A common implementation is that the license creation and the implementation of authorization and authentication happen already in the manufacturing phase. The information needed for consuming the license is embedded in the device application during manufacturing: either a license key (generated together with the license) or a license token.

Another typical implementation is to allow the end user to take the device into use through a separate management application. The management application provides the implementation for the end user, for example, to enter a license key, or to log in (in identity-based licensing). The solution could then rely on either the management application just handing over the license key or ID token to the device application to do the license checkout, or the management application handling the checkout and passing the license token to the device application.

Who handles the checkout?

Note the key differentiator in the implementations described above:

• Will your device application be in possession of just the license token?

  This means the initial checkout has already been done on behalf of the device application.
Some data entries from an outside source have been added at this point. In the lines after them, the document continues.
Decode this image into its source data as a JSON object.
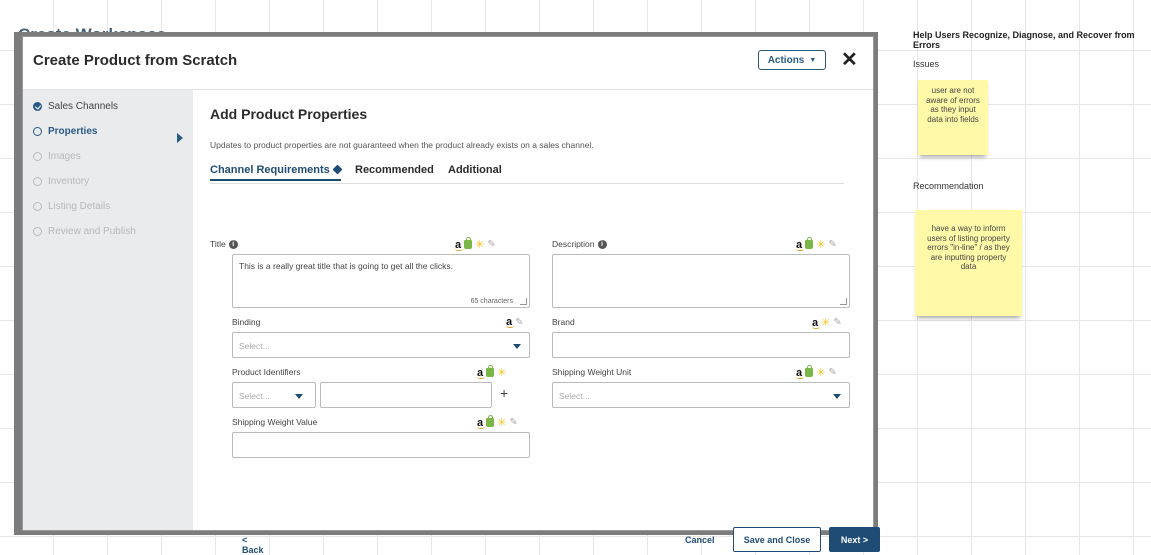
{
  "board": {
    "bg_title": "Create Workspace",
    "heading": "Help Users Recognize, Diagnose, and Recover from Errors",
    "issues_label": "Issues",
    "issue_note": "user are not aware of errors as they input data into fields",
    "recommendation_label": "Recommendation",
    "recommendation_note": "have a way to inform users of listing property errors \"in-line\" / as they are inputting property data",
    "note_color": "#fff9a8"
  },
  "modal": {
    "title": "Create Product from Scratch",
    "actions_label": "Actions",
    "close_icon": "close-icon"
  },
  "steps": [
    {
      "label": "Sales Channels",
      "state": "done"
    },
    {
      "label": "Properties",
      "state": "active"
    },
    {
      "label": "Images",
      "state": "pending"
    },
    {
      "label": "Inventory",
      "state": "pending"
    },
    {
      "label": "Listing Details",
      "state": "pending"
    },
    {
      "label": "Review and Publish",
      "state": "pending"
    }
  ],
  "content": {
    "heading": "Add Product Properties",
    "subtext": "Updates to product properties are not guaranteed when the product already exists on a sales channel.",
    "tabs": [
      {
        "label": "Channel Requirements",
        "active": true
      },
      {
        "label": "Recommended",
        "active": false
      },
      {
        "label": "Additional",
        "active": false
      }
    ]
  },
  "fields": {
    "title": {
      "label": "Title",
      "value": "This is a really great title that is going to get all the clicks.",
      "char_count": "65 characters"
    },
    "description": {
      "label": "Description",
      "value": ""
    },
    "binding": {
      "label": "Binding",
      "placeholder": "Select..."
    },
    "brand": {
      "label": "Brand",
      "value": ""
    },
    "product_identifiers": {
      "label": "Product Identifiers",
      "placeholder": "Select...",
      "value": ""
    },
    "shipping_weight_unit": {
      "label": "Shipping Weight Unit",
      "placeholder": "Select..."
    },
    "shipping_weight_value": {
      "label": "Shipping Weight Value",
      "value": ""
    }
  },
  "footer": {
    "back": "< Back",
    "cancel": "Cancel",
    "save_close": "Save and Close",
    "next": "Next >"
  },
  "colors": {
    "primary": "#1f4c74",
    "sidebar": "#e9ebed"
  }
}
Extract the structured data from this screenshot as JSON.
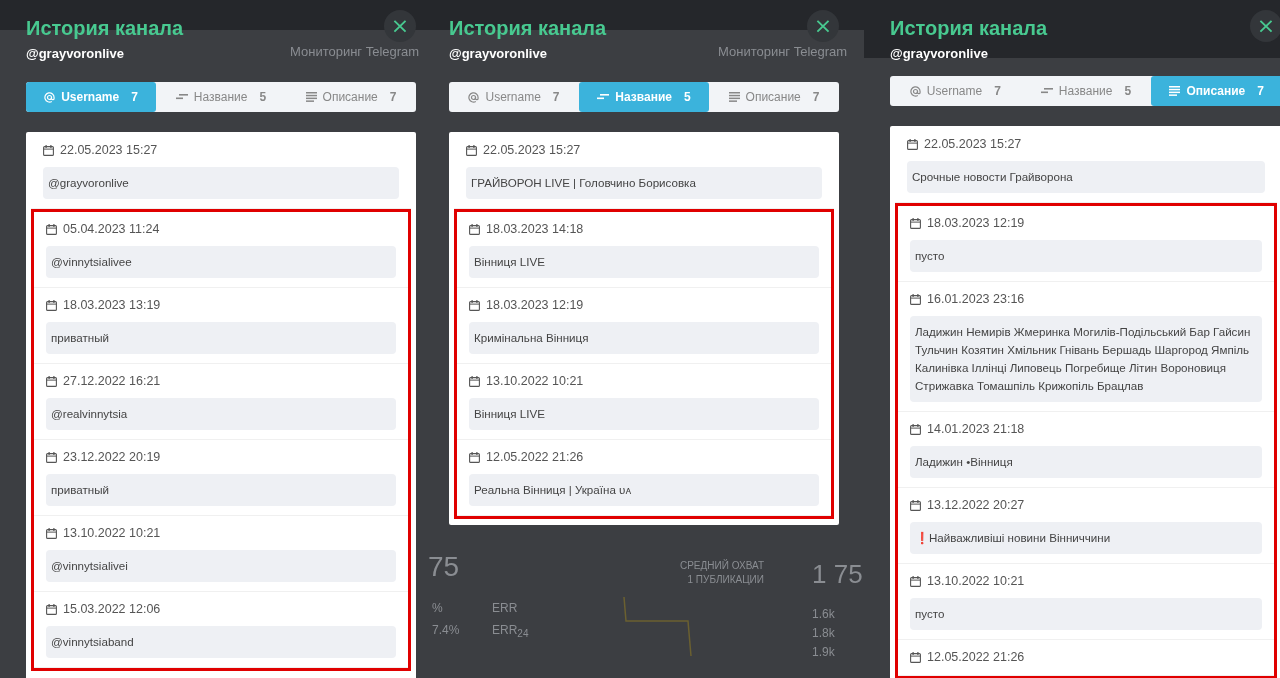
{
  "panels": [
    {
      "title": "История канала",
      "handle": "@grayvoronlive",
      "close": "×",
      "background_texts": [
        "Мониторинг Telegram"
      ],
      "tabs": [
        {
          "kind": "at",
          "label": "Username",
          "count": "7",
          "selected": true
        },
        {
          "kind": "lines",
          "label": "Название",
          "count": "5",
          "selected": false
        },
        {
          "kind": "text",
          "label": "Описание",
          "count": "7",
          "selected": false
        }
      ],
      "entries": [
        {
          "date": "22.05.2023 15:27",
          "value": "@grayvoronlive",
          "highlighted": false
        },
        {
          "date": "05.04.2023 11:24",
          "value": "@vinnytsialivee",
          "highlighted": true
        },
        {
          "date": "18.03.2023 13:19",
          "value": "приватный",
          "highlighted": true
        },
        {
          "date": "27.12.2022 16:21",
          "value": "@realvinnytsia",
          "highlighted": true
        },
        {
          "date": "23.12.2022 20:19",
          "value": "приватный",
          "highlighted": true
        },
        {
          "date": "13.10.2022 10:21",
          "value": "@vinnytsialivei",
          "highlighted": true
        },
        {
          "date": "15.03.2022 12:06",
          "value": "@vinnytsiaband",
          "highlighted": true
        }
      ]
    },
    {
      "title": "История канала",
      "handle": "@grayvoronlive",
      "close": "×",
      "background_texts": [
        "Мониторинг Telegram"
      ],
      "tabs": [
        {
          "kind": "at",
          "label": "Username",
          "count": "7",
          "selected": false
        },
        {
          "kind": "lines",
          "label": "Название",
          "count": "5",
          "selected": true
        },
        {
          "kind": "text",
          "label": "Описание",
          "count": "7",
          "selected": false
        }
      ],
      "entries": [
        {
          "date": "22.05.2023 15:27",
          "value": "ГРАЙВОРОН LIVE | Головчино Борисовка",
          "highlighted": false
        },
        {
          "date": "18.03.2023 14:18",
          "value": "Вінниця LIVE",
          "highlighted": true
        },
        {
          "date": "18.03.2023 12:19",
          "value": "Кримінальна Вінниця",
          "highlighted": true
        },
        {
          "date": "13.10.2022 10:21",
          "value": "Вінниця LIVE",
          "highlighted": true
        },
        {
          "date": "12.05.2022 21:26",
          "value": "Реальна Вінниця | Україна ᴜᴀ",
          "highlighted": true
        }
      ],
      "stats": {
        "number": "75",
        "rows": [
          {
            "value": "%",
            "label": "ERR"
          },
          {
            "value": "7.4%",
            "label": "ERR$_{24}$"
          }
        ],
        "caption": [
          "СРЕДНИЙ ОХВАТ",
          "1 ПУБЛИКАЦИИ"
        ],
        "side_number": "1 75",
        "side_values": [
          "1.6k",
          "1.8k",
          "1.9k"
        ]
      }
    },
    {
      "title": "История канала",
      "handle": "@grayvoronlive",
      "close": "×",
      "tabs": [
        {
          "kind": "at",
          "label": "Username",
          "count": "7",
          "selected": false
        },
        {
          "kind": "lines",
          "label": "Название",
          "count": "5",
          "selected": false
        },
        {
          "kind": "text",
          "label": "Описание",
          "count": "7",
          "selected": true
        }
      ],
      "entries": [
        {
          "date": "22.05.2023 15:27",
          "value": "Срочные новости Грайворона",
          "highlighted": false
        },
        {
          "date": "18.03.2023 12:19",
          "value": "пусто",
          "highlighted": true
        },
        {
          "date": "16.01.2023 23:16",
          "value": "Ладижин Немирів Жмеринка Могилів-Подільський Бар Гайсин Тульчин Козятин Хмільник Гнівань Бершадь Шаргород Ямпіль Калинівка Іллінці Липовець Погребище Літин Вороновиця Стрижавка Томашпіль Крижопіль Брацлав",
          "highlighted": true
        },
        {
          "date": "14.01.2023 21:18",
          "value": "Ладижин •Вінниця",
          "highlighted": true
        },
        {
          "date": "13.12.2022 20:27",
          "value": "❗Найважливіші новини Вінниччини",
          "highlighted": true
        },
        {
          "date": "13.10.2022 10:21",
          "value": "пусто",
          "highlighted": true
        },
        {
          "date": "12.05.2022 21:26",
          "highlighted": true
        }
      ]
    }
  ]
}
Depending on your solution, your manufacturing process could handle the checkout to allow embedding the token, or the checkout could be handled by a management application.

  At minimum, your device application needs to verify and handle the license token provided to it in order to enforce the license.

  If the device application is able to connect to the internet, it could potentially handle the heartbeat and release (if needed), but these could also be handled by a management application if your solution uses one.

• Will your device application be in possession of the information needed to get the license token (a license key or an ID token)?

  This means the device application must be able to handle the whole license consumption lifecycle: use the license key or ID token to check out the license and get a license token, and handle the heartbeat and release (if needed).

UI or no UI?

Whether your device has a user interface also affects your implementation decisions.

• If your device has a UI and there’s no management application involved, the device application itself could also provide the implementation for a user login to get an ID token.

• With a non-UI device, using a license key is likely a better option. If embedding a license key is not possible, another option could be to allow the end user to attach a storage device (such as a USB flash drive) to the device for transferring the license key.